Rafting on the River Ganges
When it's time to escape the sweltering Mumbai heat, the beaches of Goa, a few hundred miles to the south of India's most sprawling city, are always inviting. But for something a little cooler—but no less spectacular—I thought I'd check out the mountainous district of Tehri Garhwal, in the foothills of Uttaranchal in north India.
The state of Uttaranchal was only carved out of Uttar Pradesh, India's largest state, in 2000, but it has a character all of its own. In particular, its varied topography is a stunning blend of lofty mountains—the southern slopes of the Himalayas—river valleys, and dense forest.
For lovers of the great outdoors, a three-day drive or trek north leads to the Valley of Flowers, where 300 species of wildflowers bloom naturally. Sightseers can also trace India's premier "pilgrim trail", from Haridwar to Kedarnath, or relax at nearby hill stations, which are a favorite with tourists and honeymooning couples.
For those looking for something a little more laid-back, where better than Glasshouse on the Ganges, a restored palace once home to the maharajas of Tehri Garhwal, but now a 16-room hotel and bungalow complex set in orchards of lychees and mangoes? Situated 16 miles from Rishikesh, a holy town known for its spas, Glasshouse on the Ganges overlooks the famous 1,560 mile-river, which runs from the southern slopes of the Himalayas to the Indian Ocean, and is believed by Hindus to contain holy waters.
For me, though, a big temptation was the chance to raft down the mighty Ganges. While it was my first river rafting trip, I felt safe when I was joined by a family of four returning to the western Indian state of Gujarat and instructors.
The first of the rapids were a cakewalk, a mild swirl of the raft and we were out. The subsequent ones were scarier and, blinded by the streams of water, I expected the raft to capsize any minute. From then on, every time we approached a rapid, and there were 16 of them, I offered a silent prayer.

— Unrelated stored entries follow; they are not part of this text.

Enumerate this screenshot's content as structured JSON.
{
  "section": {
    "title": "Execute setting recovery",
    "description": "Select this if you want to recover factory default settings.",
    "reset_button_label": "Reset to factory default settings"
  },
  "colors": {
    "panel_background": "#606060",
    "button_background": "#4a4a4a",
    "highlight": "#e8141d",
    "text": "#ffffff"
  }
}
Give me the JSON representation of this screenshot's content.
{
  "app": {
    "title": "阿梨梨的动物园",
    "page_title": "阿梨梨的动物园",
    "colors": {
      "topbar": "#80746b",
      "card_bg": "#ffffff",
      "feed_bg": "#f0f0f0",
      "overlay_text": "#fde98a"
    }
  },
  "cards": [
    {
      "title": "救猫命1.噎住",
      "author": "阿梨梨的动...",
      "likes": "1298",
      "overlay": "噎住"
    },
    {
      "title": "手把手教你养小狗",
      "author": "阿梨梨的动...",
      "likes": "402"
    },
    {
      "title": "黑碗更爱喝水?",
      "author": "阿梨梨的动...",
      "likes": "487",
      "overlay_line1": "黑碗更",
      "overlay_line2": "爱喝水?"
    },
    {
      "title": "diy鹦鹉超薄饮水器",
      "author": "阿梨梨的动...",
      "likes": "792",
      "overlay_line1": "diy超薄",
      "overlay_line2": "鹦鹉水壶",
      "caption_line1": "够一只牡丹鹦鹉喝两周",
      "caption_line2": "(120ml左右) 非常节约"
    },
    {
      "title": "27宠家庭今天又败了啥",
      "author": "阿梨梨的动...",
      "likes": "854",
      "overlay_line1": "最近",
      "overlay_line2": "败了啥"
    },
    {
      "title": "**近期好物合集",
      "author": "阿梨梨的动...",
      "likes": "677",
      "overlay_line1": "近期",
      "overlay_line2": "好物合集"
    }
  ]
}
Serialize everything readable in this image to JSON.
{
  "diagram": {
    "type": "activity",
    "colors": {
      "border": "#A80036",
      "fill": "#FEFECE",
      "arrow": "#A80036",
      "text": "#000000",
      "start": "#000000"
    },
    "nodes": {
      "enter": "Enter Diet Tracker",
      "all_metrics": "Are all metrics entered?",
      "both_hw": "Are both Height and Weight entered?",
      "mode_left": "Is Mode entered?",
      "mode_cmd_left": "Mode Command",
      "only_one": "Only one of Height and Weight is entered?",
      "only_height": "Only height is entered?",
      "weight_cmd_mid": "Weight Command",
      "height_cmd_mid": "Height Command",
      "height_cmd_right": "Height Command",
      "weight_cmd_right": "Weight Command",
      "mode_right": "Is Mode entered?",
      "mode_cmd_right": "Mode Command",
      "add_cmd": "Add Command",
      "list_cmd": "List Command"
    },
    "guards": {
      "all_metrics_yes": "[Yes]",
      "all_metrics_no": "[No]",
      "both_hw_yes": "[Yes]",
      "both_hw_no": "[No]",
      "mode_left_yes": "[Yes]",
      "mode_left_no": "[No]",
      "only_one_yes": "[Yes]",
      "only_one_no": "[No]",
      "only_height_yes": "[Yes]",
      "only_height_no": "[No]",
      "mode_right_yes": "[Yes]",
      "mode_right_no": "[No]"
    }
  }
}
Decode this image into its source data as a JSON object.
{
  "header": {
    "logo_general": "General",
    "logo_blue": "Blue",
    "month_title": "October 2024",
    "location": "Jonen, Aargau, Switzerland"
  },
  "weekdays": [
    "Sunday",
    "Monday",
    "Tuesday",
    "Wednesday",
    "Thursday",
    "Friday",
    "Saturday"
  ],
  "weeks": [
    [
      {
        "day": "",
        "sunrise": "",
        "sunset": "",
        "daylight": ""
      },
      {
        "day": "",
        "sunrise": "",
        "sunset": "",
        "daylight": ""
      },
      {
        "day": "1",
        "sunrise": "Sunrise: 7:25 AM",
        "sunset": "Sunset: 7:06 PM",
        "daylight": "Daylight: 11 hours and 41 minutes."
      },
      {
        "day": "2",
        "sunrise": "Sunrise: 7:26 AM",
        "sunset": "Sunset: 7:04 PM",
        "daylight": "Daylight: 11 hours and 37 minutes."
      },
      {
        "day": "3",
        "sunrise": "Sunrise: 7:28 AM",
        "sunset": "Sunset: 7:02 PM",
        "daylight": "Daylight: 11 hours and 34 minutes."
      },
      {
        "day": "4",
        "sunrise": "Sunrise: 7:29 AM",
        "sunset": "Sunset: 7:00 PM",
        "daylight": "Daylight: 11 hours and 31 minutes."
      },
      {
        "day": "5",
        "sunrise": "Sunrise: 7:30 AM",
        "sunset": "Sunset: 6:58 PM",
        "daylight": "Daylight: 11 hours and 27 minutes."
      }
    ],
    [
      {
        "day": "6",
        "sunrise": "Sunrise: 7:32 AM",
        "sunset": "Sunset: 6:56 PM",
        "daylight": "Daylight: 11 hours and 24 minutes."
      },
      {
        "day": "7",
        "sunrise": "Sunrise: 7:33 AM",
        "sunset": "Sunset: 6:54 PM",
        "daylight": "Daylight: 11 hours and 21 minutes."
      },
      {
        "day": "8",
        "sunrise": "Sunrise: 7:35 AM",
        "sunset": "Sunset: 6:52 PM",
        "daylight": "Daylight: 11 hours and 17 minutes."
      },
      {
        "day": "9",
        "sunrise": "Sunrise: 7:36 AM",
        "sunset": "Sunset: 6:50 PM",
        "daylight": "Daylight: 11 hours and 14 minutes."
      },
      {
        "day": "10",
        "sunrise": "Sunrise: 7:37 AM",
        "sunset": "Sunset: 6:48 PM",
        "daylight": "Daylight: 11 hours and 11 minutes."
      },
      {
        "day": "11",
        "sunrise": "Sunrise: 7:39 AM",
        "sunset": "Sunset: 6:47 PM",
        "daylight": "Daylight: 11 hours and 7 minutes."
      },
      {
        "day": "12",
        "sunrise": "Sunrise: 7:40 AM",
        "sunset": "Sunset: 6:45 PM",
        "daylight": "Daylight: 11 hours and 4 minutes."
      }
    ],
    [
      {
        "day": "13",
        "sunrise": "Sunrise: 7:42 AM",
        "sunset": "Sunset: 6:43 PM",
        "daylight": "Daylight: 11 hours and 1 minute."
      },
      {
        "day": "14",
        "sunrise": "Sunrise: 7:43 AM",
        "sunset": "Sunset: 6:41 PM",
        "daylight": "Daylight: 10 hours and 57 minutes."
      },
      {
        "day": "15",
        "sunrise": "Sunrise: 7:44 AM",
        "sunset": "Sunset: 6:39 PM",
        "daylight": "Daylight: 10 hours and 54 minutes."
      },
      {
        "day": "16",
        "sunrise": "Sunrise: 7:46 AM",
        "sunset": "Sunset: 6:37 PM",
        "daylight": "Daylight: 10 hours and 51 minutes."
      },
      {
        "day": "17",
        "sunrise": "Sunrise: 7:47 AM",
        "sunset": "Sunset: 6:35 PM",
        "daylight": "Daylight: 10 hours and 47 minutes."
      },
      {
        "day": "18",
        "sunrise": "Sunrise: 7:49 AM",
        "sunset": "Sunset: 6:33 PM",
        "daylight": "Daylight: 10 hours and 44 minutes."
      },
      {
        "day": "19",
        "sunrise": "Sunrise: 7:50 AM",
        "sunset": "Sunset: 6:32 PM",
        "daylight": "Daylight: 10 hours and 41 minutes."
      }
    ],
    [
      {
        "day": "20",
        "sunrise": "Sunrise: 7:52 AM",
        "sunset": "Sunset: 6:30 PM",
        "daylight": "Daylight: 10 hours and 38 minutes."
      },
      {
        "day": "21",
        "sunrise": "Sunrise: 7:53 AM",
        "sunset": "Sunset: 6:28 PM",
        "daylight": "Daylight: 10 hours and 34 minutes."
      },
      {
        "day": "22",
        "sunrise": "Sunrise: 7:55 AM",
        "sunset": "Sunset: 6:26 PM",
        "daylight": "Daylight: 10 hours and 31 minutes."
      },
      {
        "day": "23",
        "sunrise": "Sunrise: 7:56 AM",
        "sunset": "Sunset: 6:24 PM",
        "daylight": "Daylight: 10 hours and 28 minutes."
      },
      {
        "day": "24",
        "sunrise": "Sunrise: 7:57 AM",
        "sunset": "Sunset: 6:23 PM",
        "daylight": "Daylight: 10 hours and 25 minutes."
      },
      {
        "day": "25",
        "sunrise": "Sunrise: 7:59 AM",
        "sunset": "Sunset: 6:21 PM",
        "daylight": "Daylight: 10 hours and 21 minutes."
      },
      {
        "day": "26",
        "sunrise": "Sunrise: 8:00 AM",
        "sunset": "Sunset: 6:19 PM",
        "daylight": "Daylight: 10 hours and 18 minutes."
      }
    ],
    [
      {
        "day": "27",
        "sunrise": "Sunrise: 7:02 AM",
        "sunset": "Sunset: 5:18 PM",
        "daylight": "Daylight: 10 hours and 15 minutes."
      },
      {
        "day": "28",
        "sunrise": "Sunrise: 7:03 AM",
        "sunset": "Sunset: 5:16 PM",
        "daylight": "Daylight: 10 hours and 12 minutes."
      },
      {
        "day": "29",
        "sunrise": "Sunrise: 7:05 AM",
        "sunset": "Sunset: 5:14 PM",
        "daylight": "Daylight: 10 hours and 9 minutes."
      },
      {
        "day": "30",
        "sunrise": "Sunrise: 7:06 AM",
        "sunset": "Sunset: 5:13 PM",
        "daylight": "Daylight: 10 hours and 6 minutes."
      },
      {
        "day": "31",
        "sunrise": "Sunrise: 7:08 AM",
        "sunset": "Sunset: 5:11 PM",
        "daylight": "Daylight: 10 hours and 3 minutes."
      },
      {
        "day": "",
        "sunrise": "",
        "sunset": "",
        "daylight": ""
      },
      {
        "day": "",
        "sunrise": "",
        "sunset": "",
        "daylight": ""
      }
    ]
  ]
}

Along the way, we were even asked to jump into the finally placid water for a swim in the sacred waters, before encountering more furious torrents. Two-and-a-half hours later, and after much huffing and puffing, we finally returned to firmer ground, 16 miles from the starting point.
The return trip was just as challenging. Local buses were crammed to the point that people were clinging on to window railings. Faced with a long trip on foot, I flagged down a truck driver en route to Rudraprayag further north. Fifty minutes later, I was reunited with my family at the Glasshouse and ready for some welcome downtime.
How to get there: An 80 minute flight from Delhi to Dehradun and a 30-minute drive into Tehri Garhwal.
What to bring: Trekking shoes, a jacket, and mosquito repellants are a must.
Fun fact: If you see pugmarks on the banks of the river, don't take them too lightly—a leopard was probably in the area.